Two practical implications:

  1. Apply to fewer Workday roles, more carefully. If a Workday application is going to cost you 28 minutes, only spend that on roles you'd genuinely accept. The "spray and pray" approach that works on Lever and Ashby is mathematically irrational on Workday.
  2. Batch by ATS. Once you've filled out one Workday application this week, your data is fresh in your head and your saved answers are ready. Knock out the next two while you're warm. The marginal cost of the second Workday application in the same session is closer to 12 minutes than 28.
  3. Don't skip Lever and Ashby roles because they "look small." Growth-stage companies posting on Lever often have higher response rates per application than Fortune 500 Workday roles, partly because their application is shorter and they get more total signal per applicant.

The tooling layer matters here too. Most autofill extensions handle Lever and Greenhouse well, struggle on Ashby's custom fields, and break frequently on Workday's multi-page wizard. We built Hppr AI partly because we kept hitting that exact wall — autofill that died on Workday Page 3 — but the broader principle stands regardless of which tool you use: the platforms that need automation most are also the ones where automation is hardest. Plan accordingly.

If you want to go deeper on the autofill side specifically, we've covered the technical details of how to autofill across all five platforms in a previous article.

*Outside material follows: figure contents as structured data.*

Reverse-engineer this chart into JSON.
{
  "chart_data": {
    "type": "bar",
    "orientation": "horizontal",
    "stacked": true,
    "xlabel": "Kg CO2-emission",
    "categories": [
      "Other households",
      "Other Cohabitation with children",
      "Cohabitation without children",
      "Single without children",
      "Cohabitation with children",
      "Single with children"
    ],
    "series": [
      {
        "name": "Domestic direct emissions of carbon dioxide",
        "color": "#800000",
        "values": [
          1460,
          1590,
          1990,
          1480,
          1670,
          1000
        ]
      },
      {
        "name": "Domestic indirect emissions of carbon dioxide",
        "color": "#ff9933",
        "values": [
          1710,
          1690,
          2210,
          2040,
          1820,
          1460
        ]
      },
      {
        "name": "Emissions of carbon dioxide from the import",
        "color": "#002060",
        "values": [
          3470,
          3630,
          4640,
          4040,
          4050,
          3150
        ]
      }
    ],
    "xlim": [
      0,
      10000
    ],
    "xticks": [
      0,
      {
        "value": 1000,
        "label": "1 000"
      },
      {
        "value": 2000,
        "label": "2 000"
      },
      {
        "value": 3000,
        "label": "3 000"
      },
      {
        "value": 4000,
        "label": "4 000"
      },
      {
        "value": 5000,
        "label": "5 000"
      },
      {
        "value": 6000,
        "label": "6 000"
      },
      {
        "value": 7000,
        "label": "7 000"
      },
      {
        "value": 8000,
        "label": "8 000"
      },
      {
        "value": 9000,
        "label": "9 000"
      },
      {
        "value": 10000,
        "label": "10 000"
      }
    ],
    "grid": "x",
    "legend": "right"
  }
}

A note on screening questions

Across every ATS, the single biggest variable in application time is how many screening questions the employer attached. A "10-minute Lever application" turns into 35 minutes if the company added 8 essay questions about diversity, work authorization, and interest fit.

This isn't really an ATS problem — it's an employer problem that happens to manifest through whatever ATS they're using. The defense is the same regardless of platform: keep a personal answer bank with 4–6 reusable, role-specific paragraphs. The first application takes time. The 10th uses 80% recycled answers.

For employers reading this and feeling defensive: every additional screening question costs you roughly 5–8% of your applicant pool, per HireVue's white paper on application dropout. If a question doesn't directly affect your hiring decision, removing it almost certainly improves the hire.

The short version

If you're optimizing your week:

The platform you're applying through isn't a moral judgment about the company — Workday is great recruiting software, just hostile to candidates. But it should change how much time you spend per click, and where you start when you've got an hour to send applications. The 65 hours you save over a 3-month search is real time you can spend networking, prepping for interviews, or doing literally anything else.